The 1995 Hill ruling singled out the particular importance of reputation for an advocate when it confirmed damages totalling $1.6 million to former Crown attorney Casey Hill, now a Superior Court justice, after the church and its lawyer had wrongfully accused him of breaching court sealing orders.
“In order for our courts to operate effectively, the judges of the court, the court officials, have to rely on the honesty and integrity of the lawyers that appear before them,” says Conway, with McCarthy Tétrault LLP. For a lawyer, reputation “affects everything in professional life.”
But unlike the legal origin of Hill’s case, it was Riddell’s political sideline that came to endanger his reputation as a lawyer.
Under extreme pressure from Harper’s top aides and election organizers, he agreed on the eve of the campaign for the January 2006 federal election to abandon his nomination bid in Ottawa South. Harper and his campaign director, Doug Finley, wanted a candidate who would boost Conservative fortunes across Canada: Allan Cutler, the former public servant who confronted managers internally over suspicious public works contracts that eventually led to the Liberal sponsorship scandal.
Riddell, a staunch loyalist in the old Progressive Conservative party, was not popular with members of Harper’s inner circle from the old Reform party network. Organizer Jenni Byrne, who now works in the prime minister’s office, said in an e-mail to Finley that Plett was ready to “yank his membership card” if that was the only way they could get him out of the way. “I would love to make Riddell sweat,” she wrote.
After Riddell finally agreed, in exchange for a party guarantee it would compensate him up to $50,000 for the cost of earlier nomination appeals and expenses, a party official suggested to journalists he had been disqualified by his riding association. In reaction, Riddell publicly disclosed the deal with the party. Harper and Plett denied there was an agreement.
“The innuendo was that he wasn’t telling the truth about a legal agreement he made with the party,” says Conway.

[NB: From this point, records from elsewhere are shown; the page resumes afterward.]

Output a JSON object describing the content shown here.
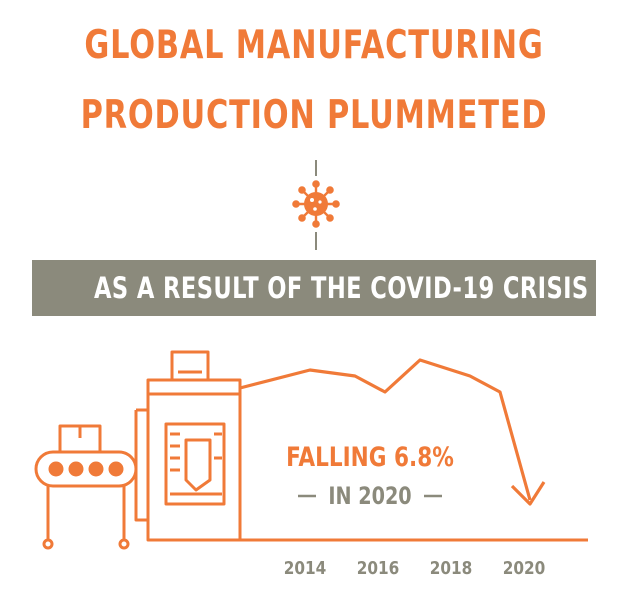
{
  "title_line1": "GLOBAL MANUFACTURING",
  "title_line2": "PRODUCTION PLUMMETED",
  "subtitle": "AS A RESULT OF THE COVID-19 CRISIS",
  "icons": {
    "virus": "virus-icon",
    "factory": "factory-conveyor-icon"
  },
  "colors": {
    "accent": "#f07a38",
    "gray": "#8b8a7c",
    "background": "#ffffff"
  },
  "chart_data": {
    "type": "line",
    "x": [
      "2014",
      "2016",
      "2018",
      "2020"
    ],
    "x_ticks": [
      "2014",
      "2016",
      "2018",
      "2020"
    ],
    "annotation": {
      "line1": "FALLING 6.8%",
      "line2": "IN 2020"
    },
    "grid": false,
    "trend": "rising through 2018, then falling 6.8% in 2020"
  }
}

During interminable hearings, Riddell won a related ruling from Superior Court Justice Denis Power that the evidence showed an agreement existed and, even if it included an implicit clause of confidentiality, as the party claimed, Riddell’s public comments about it did not void the agreement, as the party also argued.
For Riddell, Power’s ruling was the turning point in a long fight he thought had been settled several times after the party hierarchy challenged his initial nomination. “What was really key for me was getting the finding from the Ontario Superior Court that there had been an agreement and the crux of that agreement was that I, as the leading contender for the nomination in Ottawa South, agreed to voluntarily step aside in favour of Mr. Cutler,” Riddell tells Law Times. “It was very stressful and it certainly had an impact on my personal life and my work, and my longstanding friendships in the party.”
Despite the ruling, months passed before Riddell and the party and Harper worked out the private settlement.
Houston, who once practiced with both Conway and Riddell at Soloway Wright LLP, could only comment generally about the hazards lawyers face when they take up politics, and the damage it can wreak on reputations. Libel lawyer Richard Dearden took the lead from Houston in the final pre-trial stage, when Harper claimed parliamentary immunity prevented him from being drawn into examinations or court testimony.
“Without question, just speaking very generally, a lawyer’s reputation is something to very closely guard,” said Houston, now with Burke-Robertson LLP. “Unfortunately, what happens once you step into the political ring, allegations are fired back and forth when one is a, quote, politician, who also happens to be a lawyer.”